Par une décision du 4 janvier 2021, la justice britannique s’est prononcée contre l’extradition du célèbre fondateur de Wikileaks aux États-Unis, où il encourt une peine de 175 ans de prison depuis son inculpation pour espionnage prononcée le 23 mai 2019.
La « Saga Assange »
Julian Assange naît dans les années 70 en Australie. Après une enfance chaotique, le jeune Julian se dirigera vers l’informatique, et commencera en tant que programmeur et développeur de logiciels libres dans les années 90. Dans cette même décennie, il commencera ses activités de hacker, qui le mèneront, en 2006, à fonder Wikileaks, une organisation non gouvernementale sans but lucratif. Elle vise à donner une tribune aux lanceurs d’alerte souhaitant dénoncer des scandales d’état via le site https://www.wikileaks.org/.
En avril 2010, apparaissent sur Wikileaks des documents américains classifiés sur la seconde guerre du Golfe, dont la tristement célèbre video « Collateral murder », montrant des coups de feu tirés depuis un hélicoptère américain sur une population de civils en Irak le 12 juillet 2007, ayant notamment entraîné la mort de deux reporters de l’agence Reuters. D’autres documents, comme des câbles diplomatiques sensibles, seront également mis en ligne en 2010.

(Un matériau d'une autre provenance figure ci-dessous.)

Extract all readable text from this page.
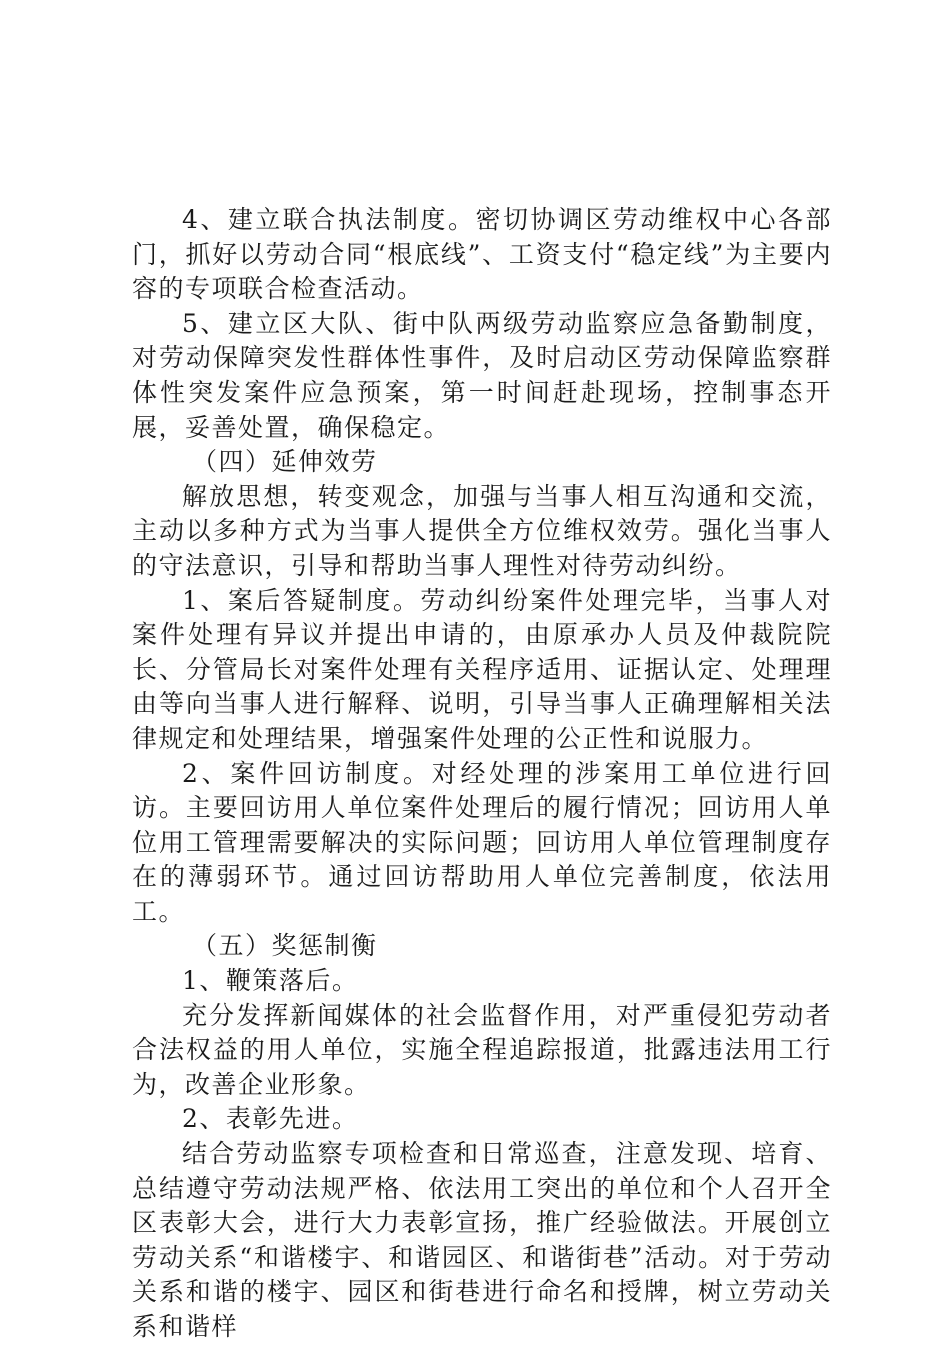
4、建立联合执法制度。密切协调区劳动维权中心各部门，抓好以劳动合同“根底线”、工资支付“稳定线”为主要内容的专项联合检查活动。

5、建立区大队、街中队两级劳动监察应急备勤制度，对劳动保障突发性群体性事件，及时启动区劳动保障监察群体性突发案件应急预案，第一时间赶赴现场，控制事态开展，妥善处置，确保稳定。

（四）延伸效劳

解放思想，转变观念，加强与当事人相互沟通和交流，主动以多种方式为当事人提供全方位维权效劳。强化当事人的守法意识，引导和帮助当事人理性对待劳动纠纷。

1、案后答疑制度。劳动纠纷案件处理完毕，当事人对案件处理有异议并提出申请的，由原承办人员及仲裁院院长、分管局长对案件处理有关程序适用、证据认定、处理理由等向当事人进行解释、说明，引导当事人正确理解相关法律规定和处理结果，增强案件处理的公正性和说服力。

2、案件回访制度。对经处理的涉案用工单位进行回访。主要回访用人单位案件处理后的履行情况；回访用人单位用工管理需要解决的实际问题；回访用人单位管理制度存在的薄弱环节。通过回访帮助用人单位完善制度，依法用工。

（五）奖惩制衡

1、鞭策落后。

充分发挥新闻媒体的社会监督作用，对严重侵犯劳动者合法权益的用人单位，实施全程追踪报道，批露违法用工行为，改善企业形象。

2、表彰先进。

结合劳动监察专项检查和日常巡查，注意发现、培育、总结遵守劳动法规严格、依法用工突出的单位和个人召开全区表彰大会，进行大力表彰宣扬，推广经验做法。开展创立劳动关系“和谐楼宇、和谐园区、和谐街巷”活动。对于劳动关系和谐的楼宇、园区和街巷进行命名和授牌，树立劳动关系和谐样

Alors président à cette époque, Barack Obama exprimera son souhait de ne pas voir poursuivi le fondateur de Wikileaks pour espionnage, car ce dernier était considéré comme journaliste. Son travail journalistique autorisait de ce fait la publication d’informations au public, dans le cadre de la liberté d’expression et de la liberté de la presse, protégées par le premier amendement de la Constitution des États-Unis. Cette volonté sera entendue et la justice américaine, ne trouvant pas d’autre angle pour l’attaquer en justice, renoncera à poursuivre Assange.
Expatrié en Suède, il sera emprisonné là bas en décembre 2010 pour des faits de viol et d’agression sexuelle, puis relâché sous caution. Il choisira ensuite en 2012 de se réfugier dans l’ambassade d’Équateur à Londres afin d’éviter une extradition vers la Suède : les accusations émises à son encontre n’étaient selon lui qu’un prétexte imaginé par les États-Unis pour le renvoyer à terme sur le territoire américain.
La Suède abandonnera les poursuites en 2017, et cette même année Julian Assange sera naturalisé équatorien. Craignant toujours une extradition vers les États-Unis, il vivra pendant 7 ans au sein de l’ambassade équatorienne, jusqu’à ce que le président équatorien décide de sa déchéance de nationalité, et donc de mettre fin à son asile politique.
Ainsi, le 11 avril 2019, Assange est arrêté à Londres en vertu d’une demande d’extradition américaine pour « association de malfaiteurs en vue de commettre une intrusion informatique ».
Ce délit, puni d’une peine d’emprisonnement pouvant aller jusqu’à 5 ans, est prévu par le « Computer Fraud and Abuse Act », loi fédérale étasunienne de 1986 portant sur la sécurité des systèmes d’information.
Le 23 mai 2019, soit à peine plus de deux mois après l’émission de la première demande d’extradition, la justice américaine annonce une nouvelle inculpation à l’encontre de l’activiste australien, cette fois-ci pour espionnage, 18 chefs d’accusation ayant été retenus, dont 17 condamnés par « l’Espionage Act ». Julian Assange ne risque donc plus 5 ans de prison mais 175 ans.
Zoom sur l’Espionage Act
Une telle inculpation emporte de lourdes conséquences. Dans un contexte de guerre mondiale, la loi américaine sur l’espionnage « Espionage Act », adoptée en 1917, avait été à l’origine pensée pour punir toute transmission de documents secrets à une puissance ennemie des États-Unis.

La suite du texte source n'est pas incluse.